秋の香り

2015年10月第2週

いろんなところから金木犀が香ってきます。芳香が鼻をかすめてあたりを見回すと、おもわぬところにそれがあったりするんですね。さすがに山の中では見かけませんが、人家がまばらになったあたりでも、たまたま幸運なこぼれ種が生長したらしく、ひっそりと香りを放っていることがあります。

それとは反対に刺激的な残り香にも、この時期になるといろんなところで遭遇するようになります。車の往来があるようなところでも、けっこうあちこちにそんな臭いが漂っています。柿が熟しはじめるとタヌキが山から下りてくるので、朝のうちはその体臭が残っているというわけです。わたしはけっこう好きなんですけどね。

陽が高くなるころには消えてしまいますが、それをタヌキのものだとは気づかない人も多く、犬・猫のおしっこの臭いと思いこんでいる人がいれば、ペットのスカンクが逃げ出したなんて、とんでもない発想をする人もいて・・・。実際、アメリカの田舎道を走っていると、たまに野生のスカンクが轢かれていることがあり、そのわきを通ると一瞬にして車内におなじ臭いが充満するんだそうです。

スカンク恐るべし。

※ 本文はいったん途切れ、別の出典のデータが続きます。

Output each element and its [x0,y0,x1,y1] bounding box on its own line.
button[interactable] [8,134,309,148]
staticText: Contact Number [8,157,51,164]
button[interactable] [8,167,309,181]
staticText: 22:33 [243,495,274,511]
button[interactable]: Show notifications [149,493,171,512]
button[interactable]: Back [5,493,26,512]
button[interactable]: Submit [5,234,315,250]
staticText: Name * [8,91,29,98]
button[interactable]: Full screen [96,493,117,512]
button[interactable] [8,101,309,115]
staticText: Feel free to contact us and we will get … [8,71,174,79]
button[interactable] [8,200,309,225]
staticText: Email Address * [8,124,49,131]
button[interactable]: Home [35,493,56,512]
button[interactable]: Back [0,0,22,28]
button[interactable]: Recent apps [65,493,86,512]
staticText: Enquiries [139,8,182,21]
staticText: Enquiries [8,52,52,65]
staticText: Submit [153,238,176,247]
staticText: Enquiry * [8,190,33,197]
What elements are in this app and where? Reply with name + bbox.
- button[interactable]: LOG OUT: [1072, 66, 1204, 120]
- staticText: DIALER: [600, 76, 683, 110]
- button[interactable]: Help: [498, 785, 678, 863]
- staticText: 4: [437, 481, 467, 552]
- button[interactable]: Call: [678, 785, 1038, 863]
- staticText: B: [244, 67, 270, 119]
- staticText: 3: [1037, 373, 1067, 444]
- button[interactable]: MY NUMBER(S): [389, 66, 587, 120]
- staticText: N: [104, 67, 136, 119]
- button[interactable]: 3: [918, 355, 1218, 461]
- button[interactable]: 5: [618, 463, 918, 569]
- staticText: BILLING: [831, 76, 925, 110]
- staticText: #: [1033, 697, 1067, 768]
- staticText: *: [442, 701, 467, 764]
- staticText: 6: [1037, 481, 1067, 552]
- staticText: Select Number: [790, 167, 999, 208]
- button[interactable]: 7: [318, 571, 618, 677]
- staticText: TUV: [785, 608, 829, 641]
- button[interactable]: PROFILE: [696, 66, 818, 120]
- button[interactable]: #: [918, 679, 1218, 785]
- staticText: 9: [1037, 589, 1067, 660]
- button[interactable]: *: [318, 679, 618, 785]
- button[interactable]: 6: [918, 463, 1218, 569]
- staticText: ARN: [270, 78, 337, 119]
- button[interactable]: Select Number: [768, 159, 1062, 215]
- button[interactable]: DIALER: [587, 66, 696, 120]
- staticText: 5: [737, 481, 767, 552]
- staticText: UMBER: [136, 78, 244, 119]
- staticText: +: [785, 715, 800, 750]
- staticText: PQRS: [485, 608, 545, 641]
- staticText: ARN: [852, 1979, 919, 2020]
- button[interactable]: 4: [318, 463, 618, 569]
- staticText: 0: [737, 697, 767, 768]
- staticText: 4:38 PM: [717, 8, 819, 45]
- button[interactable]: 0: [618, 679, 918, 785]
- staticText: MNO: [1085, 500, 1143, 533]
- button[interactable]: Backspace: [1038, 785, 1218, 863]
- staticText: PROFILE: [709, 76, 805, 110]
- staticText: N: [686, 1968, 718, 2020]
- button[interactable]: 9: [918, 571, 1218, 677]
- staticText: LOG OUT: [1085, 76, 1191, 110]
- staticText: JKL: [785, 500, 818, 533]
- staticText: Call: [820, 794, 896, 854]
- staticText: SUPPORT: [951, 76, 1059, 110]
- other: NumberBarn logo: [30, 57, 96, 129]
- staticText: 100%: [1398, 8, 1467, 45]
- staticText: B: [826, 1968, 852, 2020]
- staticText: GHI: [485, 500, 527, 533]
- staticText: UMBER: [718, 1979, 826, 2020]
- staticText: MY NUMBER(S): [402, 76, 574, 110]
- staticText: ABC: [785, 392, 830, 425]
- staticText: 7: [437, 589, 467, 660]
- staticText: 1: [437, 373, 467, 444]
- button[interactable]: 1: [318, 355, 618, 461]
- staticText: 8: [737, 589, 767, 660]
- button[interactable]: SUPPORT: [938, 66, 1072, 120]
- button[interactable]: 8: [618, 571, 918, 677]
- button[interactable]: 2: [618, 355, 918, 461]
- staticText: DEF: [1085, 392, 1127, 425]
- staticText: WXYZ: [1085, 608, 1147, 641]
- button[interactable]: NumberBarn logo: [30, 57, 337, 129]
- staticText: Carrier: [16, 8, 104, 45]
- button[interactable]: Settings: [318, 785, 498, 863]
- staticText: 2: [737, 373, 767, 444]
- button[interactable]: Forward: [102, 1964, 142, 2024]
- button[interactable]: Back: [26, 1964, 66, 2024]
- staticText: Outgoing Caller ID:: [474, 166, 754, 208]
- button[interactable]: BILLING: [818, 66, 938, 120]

でも、交通事故の犠牲になったりするところを見ると、あちらではタヌキみたいにポピュラーな存在なのかもしれません。このあたりでも寒くなると、路上に横たわっているタヌキをよく見かけるようになります。山の中に食べるものがなくなるからでしょうが、ハクビシンもイノシシもキツネもいるのに、どうしてタヌキばかりが轢かれるんでしょう。もっともイノシシなんかと衝突したら、こっちも無事ではすまないのでしょうが・・・。

先日の大風で、栗もどんぐりもみんな地面に叩きつけられ、色づきはじめていた柿もけっこうな量が落とされました。北海道のりんごの被害にくらべたら、申しわけないほど些細なものですが、ハクビシンとタヌキとわたしが虎視眈々と狙っている柿ですから、ひと粒たりとは無駄にしたくないのです。

今朝見たら、その柿の枝の一本が大きくたわんで、途中から折れていました。昨日、ほどよく色づいた柿を眺め、明日あたりあれとあれを・・・なんて思っていたときはなんともなかったんですよ。それがまあ、あられもない姿にされて、折れた枝とともに宙ぶらりんになった柿が十数個。くっそー、なんていってはいけないのに、いっちゃいました。

タヌキは犬科で唯一鋭い爪を持ち、木に登ることができます。ハクビシンはジャコウネコ科ですから、木登りなんかお茶の子さいさい。さて、どっちが犯人かというと、これはいうまでもなくハクビシンのほう。タヌキもハクビシンも猫ぐらいの大きさですから、かなり無理をして枝先の柿を狙ったところで、一匹だけなら枝が折れるなんてことは考えられません。いくら柿の木が折れやすいといっても、直径が五センチちかくもある枝が折れるには、それ相応の重みがかかっていたはず。

タヌキは孤高のハンターですからね。子供がちいさいうちは連れて歩くことはあっても、生長したら親子といえども群れたりしない。こんなことがなくてもタヌキ贔屓で、タヌキのために柿を何本も植えているぐらいなのに、最近は増える一方のハクビシンに生育場所まで侵されているみたいです。がんばれ、タヌキ。外来種なんかに負けるなよ。